I was using json-lib for a project im starting with ext2.

But i found this a couple of hours ago and i got it working in my project in just some minutes. Much more simple than json-lib, and the feature "only send what you need" is very good.

Thx for sharing

chubbard said...

Thanks Vincente! Glad you found it useful.

Pascal Perez said...

We showed (http://jsonmarshaller.sourceforge.net/2007_11_19_15_02/index.html) that the implementation of wildcards in flexjson is about 200 times slower than deep serialization. I wouldn't recommend this feature for production code.

cocorossello said...


May i ask just 1 question about your flexjson?

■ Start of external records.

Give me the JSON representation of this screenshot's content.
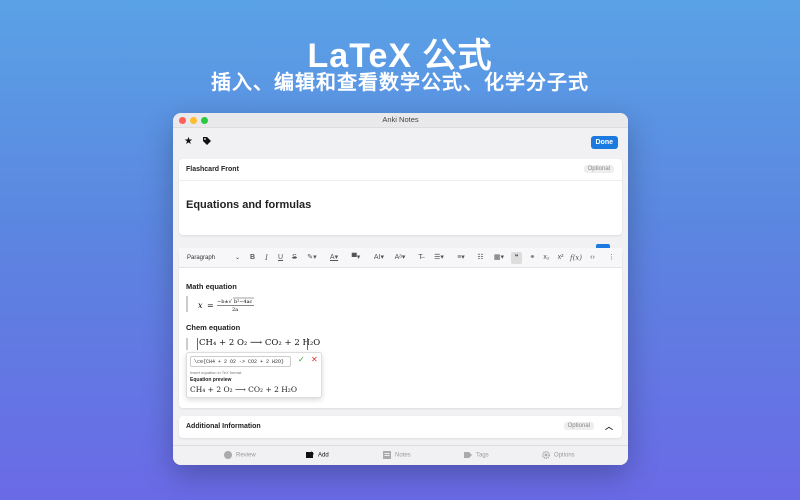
{
  "hero": {
    "title": "LaTeX 公式",
    "subtitle": "插入、编辑和查看数学公式、化学分子式"
  },
  "window": {
    "title": "Anki Notes",
    "done_label": "Done"
  },
  "front": {
    "label": "Flashcard Front",
    "optional": "Optional",
    "text": "Equations and formulas"
  },
  "editor": {
    "paragraph_select": "Paragraph",
    "math_heading": "Math equation",
    "chem_heading": "Chem equation",
    "chem_value": "CH₄ + 2 O₂ ⟶ CO₂ + 2 H₂O"
  },
  "latex_popup": {
    "input_value": "\\ce{CH4 + 2 O2 -> CO2 + 2 H2O}",
    "hint": "Insert equation in TeX format.",
    "preview_label": "Equation preview",
    "preview": "CH₄ + 2 O₂ ⟶ CO₂ + 2 H₂O"
  },
  "additional": {
    "label": "Additional Information",
    "optional": "Optional"
  },
  "tabs": [
    {
      "label": "Review",
      "icon": "review-icon",
      "active": false
    },
    {
      "label": "Add",
      "icon": "add-icon",
      "active": true
    },
    {
      "label": "Notes",
      "icon": "notes-icon",
      "active": false
    },
    {
      "label": "Tags",
      "icon": "tags-icon",
      "active": false
    },
    {
      "label": "Options",
      "icon": "options-icon",
      "active": false
    }
  ],
  "colors": {
    "accent": "#1a7ae0",
    "confirm": "#2aa336",
    "cancel": "#e03030"
  }
}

The dates are sent in long value, but i dont know how to convert to date in ext. Is there anyway to specify converters? (i'll try to get it working in ext anyway).

Thx chubbard

chubbard said...

The format of Dates by default is to send as a plain number. There are several reasons for this. First client side formats are specific to the locale settings which flexjson doesn't have by default. Second doing ajax like things (especially with libraries like ext) it's more useful to convert those Dates to Javascript Date objects so you can do client side sorting and comparisons using those numbers. That's not possible with strings.

If you'd like to convert those dates to strings you can install a DateTransformer for either the Date.class or the object path for portions you'd like to convert. Flexjson does ship with a DateTransformer so it's really a single method call to convert them. Although I just checked and the online javadoc looks like it's a little old. The javadoc that ships with 1.6 should be up to date.

Something like:

new JSONSerializer().transform( Date.class, new SimpleDateTransformer( "yyyy/MM/dd").serialize( new Date() );

bran said...

Hi, thanks for this little gem.

However I don't find the facility of transforming fields by class, e.g,

JSONSerializer().transform( Date.class, new DateTransformer( "yyyy/MM/dd").serialize( new Date() );

There is no such method in the JSONSerializer. I need this deperately...

Jeremy said...

Hi, great project. Are you still working on it?

chubbard said...


Yes it's still being worked on, but I've been occupied with some changes in my life that doesn't allow me much time to dedicate to it. I just sketched out a preliminary Deserializer which is something people have been asking for. I'll probably make a quick release to fix the hibernate bug here in a few days. Then hopefully soon release 2.0

Thanks for being patient.


alean79 said...

I have a problem with the names of the properties. I want to create a POJO that represent this json: {"font-size": 12}. But in java, the "-" character is forbidden in property names. How can I workaround this problem? Thanks.